3.2.2. Middel 1, dat dit oordeel met een motiveringsklacht bestrijdt,
faalt. Het oordeel kan als van feitelijke aard en niet onbegrijpelijk
in cassatie niet met vrucht worden bestreden. Het Hof heeft ook niet
de bewijslast onjuist verdeeld.
3.3.1. Met betrekking tot het van toepassing zijnde tarief heeft het
Hof geoordeeld dat het Belastingverdrag Nederland-Zwitserland van 12
november 1951, zoals gewijzigd bij de overeenkomst van 22 juni 1966
(hierna: het Verdrag) weliswaar in een verlaging van het tarief van de
dividendbelasting op winstuitdelingen aan inwoners van Zwitserland
voorziet, maar dat deze verlaging slechts door de aandeelhouder kan
worden verzocht bij de fiscale autoriteiten van zijn woonland
Zwitserland. Het Hof heeft daarbij verwezen naar het bepaalde in
artikel 9, lid 2, van het Verdrag.
3.3.2. Middel 2 bestrijdt dit oordeel en stelt dat het bij de
onderhavige naheffingsaanslag toegepaste tarief moet worden verlaagd
tot 15 percent omdat - naar niet in geschil is - aan de materiële
vereisten voor toepassing van dit tarief is voldaan.
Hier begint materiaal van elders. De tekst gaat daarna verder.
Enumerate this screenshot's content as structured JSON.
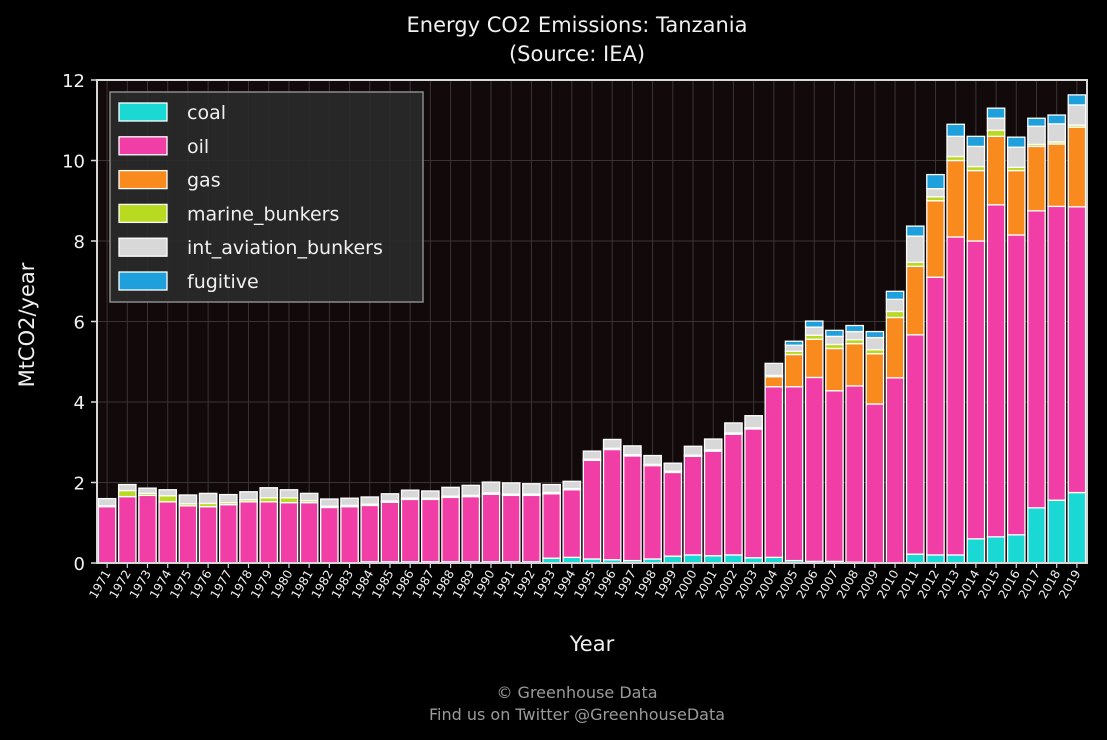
{
  "chart_data": {
    "type": "bar",
    "stacked": true,
    "title": "Energy CO2 Emissions: Tanzania",
    "subtitle": "(Source: IEA)",
    "xlabel": "Year",
    "ylabel": "MtCO2/year",
    "ylim": [
      0,
      12
    ],
    "yticks": [
      0,
      2,
      4,
      6,
      8,
      10,
      12
    ],
    "grid": true,
    "legend_position": "top-left",
    "categories": [
      "1971",
      "1972",
      "1973",
      "1974",
      "1975",
      "1976",
      "1977",
      "1978",
      "1979",
      "1980",
      "1981",
      "1982",
      "1983",
      "1984",
      "1985",
      "1986",
      "1987",
      "1988",
      "1989",
      "1990",
      "1991",
      "1992",
      "1993",
      "1994",
      "1995",
      "1996",
      "1997",
      "1998",
      "1999",
      "2000",
      "2001",
      "2002",
      "2003",
      "2004",
      "2005",
      "2006",
      "2007",
      "2008",
      "2009",
      "2010",
      "2011",
      "2012",
      "2013",
      "2014",
      "2015",
      "2016",
      "2017",
      "2018",
      "2019"
    ],
    "series": [
      {
        "name": "coal",
        "color": "#1ad9d4",
        "values": [
          0,
          0,
          0,
          0,
          0,
          0,
          0,
          0,
          0,
          0,
          0,
          0,
          0,
          0.03,
          0.03,
          0.03,
          0.03,
          0.03,
          0.03,
          0.03,
          0.03,
          0.03,
          0.12,
          0.14,
          0.1,
          0.08,
          0.06,
          0.1,
          0.17,
          0.2,
          0.18,
          0.2,
          0.13,
          0.14,
          0.06,
          0.04,
          0.04,
          0.02,
          0,
          0,
          0.22,
          0.2,
          0.2,
          0.6,
          0.65,
          0.7,
          1.37,
          1.56,
          1.75
        ]
      },
      {
        "name": "oil",
        "color": "#f03ea6",
        "values": [
          1.4,
          1.65,
          1.68,
          1.52,
          1.42,
          1.4,
          1.45,
          1.52,
          1.52,
          1.5,
          1.5,
          1.38,
          1.4,
          1.4,
          1.48,
          1.55,
          1.55,
          1.6,
          1.62,
          1.68,
          1.65,
          1.65,
          1.6,
          1.68,
          2.45,
          2.74,
          2.6,
          2.32,
          2.08,
          2.45,
          2.6,
          3.0,
          3.2,
          4.24,
          4.32,
          4.57,
          4.24,
          4.38,
          3.95,
          4.6,
          5.45,
          6.9,
          7.9,
          7.4,
          8.25,
          7.45,
          7.38,
          7.3,
          7.1
        ]
      },
      {
        "name": "gas",
        "color": "#f98a1e",
        "values": [
          0,
          0,
          0,
          0,
          0,
          0,
          0,
          0,
          0,
          0,
          0,
          0,
          0,
          0,
          0,
          0,
          0,
          0,
          0,
          0,
          0,
          0,
          0,
          0,
          0,
          0,
          0,
          0,
          0,
          0,
          0,
          0,
          0,
          0.25,
          0.8,
          0.95,
          1.05,
          1.05,
          1.25,
          1.5,
          1.7,
          1.9,
          1.9,
          1.75,
          1.7,
          1.6,
          1.6,
          1.55,
          1.98
        ]
      },
      {
        "name": "marine_bunkers",
        "color": "#b8da20",
        "values": [
          0.02,
          0.15,
          0.05,
          0.15,
          0.05,
          0.08,
          0.05,
          0.05,
          0.1,
          0.12,
          0.05,
          0.03,
          0.03,
          0.03,
          0.03,
          0.03,
          0.03,
          0.03,
          0.03,
          0.03,
          0.03,
          0.03,
          0.03,
          0.03,
          0.03,
          0.03,
          0.03,
          0.03,
          0.03,
          0.03,
          0.03,
          0.03,
          0.03,
          0.03,
          0.08,
          0.1,
          0.1,
          0.1,
          0.1,
          0.15,
          0.1,
          0.1,
          0.1,
          0.1,
          0.15,
          0.08,
          0.05,
          0.05,
          0.05
        ]
      },
      {
        "name": "int_aviation_bunkers",
        "color": "#d8d8d8",
        "values": [
          0.18,
          0.15,
          0.13,
          0.15,
          0.22,
          0.25,
          0.2,
          0.2,
          0.25,
          0.2,
          0.18,
          0.18,
          0.18,
          0.18,
          0.18,
          0.2,
          0.18,
          0.22,
          0.25,
          0.27,
          0.28,
          0.26,
          0.2,
          0.18,
          0.2,
          0.22,
          0.22,
          0.22,
          0.2,
          0.22,
          0.27,
          0.25,
          0.3,
          0.3,
          0.15,
          0.2,
          0.2,
          0.2,
          0.3,
          0.3,
          0.65,
          0.2,
          0.5,
          0.5,
          0.3,
          0.5,
          0.45,
          0.45,
          0.5
        ]
      },
      {
        "name": "fugitive",
        "color": "#1da0dc",
        "values": [
          0,
          0,
          0,
          0,
          0,
          0,
          0,
          0,
          0,
          0,
          0,
          0,
          0,
          0,
          0,
          0,
          0,
          0,
          0,
          0,
          0,
          0,
          0,
          0,
          0,
          0,
          0,
          0,
          0,
          0,
          0,
          0,
          0,
          0,
          0.1,
          0.15,
          0.15,
          0.15,
          0.15,
          0.2,
          0.25,
          0.35,
          0.3,
          0.25,
          0.25,
          0.25,
          0.2,
          0.22,
          0.25
        ]
      }
    ]
  },
  "footer": {
    "copyright": "© Greenhouse Data",
    "twitter": "Find us on Twitter @GreenhouseData"
  }
}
3.3.3. Het middel faalt aangezien de mogelijkheid van terugbetaling
aan de genieter van dividend, waarop artikel 9, lid 2, van het Verdrag
ziet, niet afdoet aan de bevoegdheid van de bronstaat, in dit geval
Nederland, om bij wege van inhouding aan de bron het dividend te
belasten. De aan belanghebbende als uitdelende vennootschap opgelegde
naheffingsaanslag kan derhalve niet met vrucht worden bestreden met
een beroep op voormelde verdragsbepaling.
3.4.1. Voorts heeft het Hof geoordeeld dat belanghebbende ter zake van
het niet voldoen van de dividendbelasting grove schuld kan worden
verweten.
3.4.2. Middel 3, dat dit oordeel bestrijdt, faalt. Het oordeel geeft
geen blijk van een onjuiste rechtsopvatting en kan, als verweven met
waarderingen van feitelijke aard, voor het overige in cassatie niet op
zijn juistheid worden getoetst.
4. Proceskosten
De Hoge Raad acht geen termen aanwezig voor een veroordeling in de
proceskosten.
5. Beslissing
De Hoge Raad verklaart het beroep ongegrond.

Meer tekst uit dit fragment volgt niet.